Taken from this article https://blogs.psychcentral.com/sex-addiction/2013/03/when-straight-men-are-addicted-to-gay-sex/
Wow. Thank you so much for sharing! This answers a lot for me. Although I have never developed a full-blown addiction, and I have never acted out my fetishes through sex, I have had STRONG urges/compulsions for as long as I can remember, mostly towards specific same-sex sexual acts/activity--I have struggled off and on through the years with masturbation and occasionally porn.

Thanks again for sharing this.
 

Bradley P

Member
I don't believe that sex can be an addiction in the way drugs or alcohol are. It would be like being addicted to eating. You can eat too much, but the behavior isnt an addiction - you still have to eat to live.
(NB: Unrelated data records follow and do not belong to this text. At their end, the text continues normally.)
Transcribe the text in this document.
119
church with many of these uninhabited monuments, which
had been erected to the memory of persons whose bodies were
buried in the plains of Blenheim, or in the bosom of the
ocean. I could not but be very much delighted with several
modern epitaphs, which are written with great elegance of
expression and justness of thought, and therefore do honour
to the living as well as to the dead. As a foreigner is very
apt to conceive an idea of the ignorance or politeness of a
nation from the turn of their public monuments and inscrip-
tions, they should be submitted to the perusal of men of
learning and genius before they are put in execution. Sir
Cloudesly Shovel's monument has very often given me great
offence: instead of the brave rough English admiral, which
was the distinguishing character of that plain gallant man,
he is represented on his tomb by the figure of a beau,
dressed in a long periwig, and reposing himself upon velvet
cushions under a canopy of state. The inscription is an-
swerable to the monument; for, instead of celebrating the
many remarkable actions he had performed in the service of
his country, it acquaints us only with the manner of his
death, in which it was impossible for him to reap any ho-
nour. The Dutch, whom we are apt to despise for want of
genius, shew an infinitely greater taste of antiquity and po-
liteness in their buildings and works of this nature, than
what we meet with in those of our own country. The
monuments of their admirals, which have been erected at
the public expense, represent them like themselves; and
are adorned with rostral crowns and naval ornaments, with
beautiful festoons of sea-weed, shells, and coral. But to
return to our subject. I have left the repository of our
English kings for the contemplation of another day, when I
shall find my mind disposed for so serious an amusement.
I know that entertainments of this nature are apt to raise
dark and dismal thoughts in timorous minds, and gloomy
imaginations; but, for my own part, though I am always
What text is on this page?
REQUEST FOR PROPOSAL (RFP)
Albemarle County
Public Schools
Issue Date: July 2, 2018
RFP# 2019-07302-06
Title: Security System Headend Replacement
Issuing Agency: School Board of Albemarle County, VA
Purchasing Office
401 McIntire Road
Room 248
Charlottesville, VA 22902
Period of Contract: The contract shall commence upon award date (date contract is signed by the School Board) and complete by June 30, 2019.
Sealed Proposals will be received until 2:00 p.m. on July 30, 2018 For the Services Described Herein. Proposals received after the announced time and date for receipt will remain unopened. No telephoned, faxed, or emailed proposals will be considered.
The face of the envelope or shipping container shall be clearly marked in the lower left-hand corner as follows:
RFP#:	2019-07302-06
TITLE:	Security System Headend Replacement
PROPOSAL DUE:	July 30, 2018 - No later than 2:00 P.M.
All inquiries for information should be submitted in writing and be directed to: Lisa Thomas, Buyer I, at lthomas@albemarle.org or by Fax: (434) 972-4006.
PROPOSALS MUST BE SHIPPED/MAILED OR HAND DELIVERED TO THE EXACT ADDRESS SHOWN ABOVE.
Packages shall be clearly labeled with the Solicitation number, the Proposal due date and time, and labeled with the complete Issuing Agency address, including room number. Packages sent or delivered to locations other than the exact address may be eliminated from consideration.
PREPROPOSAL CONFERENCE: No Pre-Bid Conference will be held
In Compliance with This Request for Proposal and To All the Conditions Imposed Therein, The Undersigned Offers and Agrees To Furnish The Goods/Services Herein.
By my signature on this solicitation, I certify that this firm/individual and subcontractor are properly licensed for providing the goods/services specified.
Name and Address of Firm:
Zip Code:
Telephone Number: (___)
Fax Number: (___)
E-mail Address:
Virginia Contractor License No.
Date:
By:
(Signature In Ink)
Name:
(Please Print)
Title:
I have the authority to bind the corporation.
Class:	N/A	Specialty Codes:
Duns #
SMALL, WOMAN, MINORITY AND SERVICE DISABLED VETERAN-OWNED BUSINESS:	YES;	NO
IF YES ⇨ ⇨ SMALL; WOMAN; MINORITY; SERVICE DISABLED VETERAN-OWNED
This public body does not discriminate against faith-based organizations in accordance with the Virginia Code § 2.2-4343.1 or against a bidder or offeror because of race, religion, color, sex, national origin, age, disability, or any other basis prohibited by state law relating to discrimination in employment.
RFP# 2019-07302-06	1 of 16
Unhealthy sexuality is a disorder, not an addiction. Thats my opinion, and the opinion of many psychologists, I believe.
I understand and agree--I prefer the word "compulsion" or "compulsive behavior" because, for example with me, I have never developed a full-blown addiction according to definitions of addictions. I mean, I can go a year without "acting out" (P/M for me), and I often go extended periods of times. But ever since I was maybe 8 or 9, I felt this strong urging, impulse, that made me feel driven to seek out oral sex, though I never actually did, but that was my "thing." I see it as relating back to the abuse, and as an imprint from that abuse. It didn't "develop" in me through exposure to fantasy and porn. It was just--there.
 
thanks
Wow. Thank you so much for sharing! This answers a lot for me. Although I have never developed a full-blown addiction, and I have never acted out my fetishes through sex, I have had STRONG urges/compulsions for as long as I can remember, mostly towards specific same-sex sexual acts/activity--I have struggled off and on through the years with masturbation and occasionally porn.

Thanks again for sharing this.
Thanks for your comments I apreaciate it.

I have have strugled on and off your years as well with the same thing. fetish might be a resonable name for it but I know that for me if it is a fetish it is a trauma related fetish.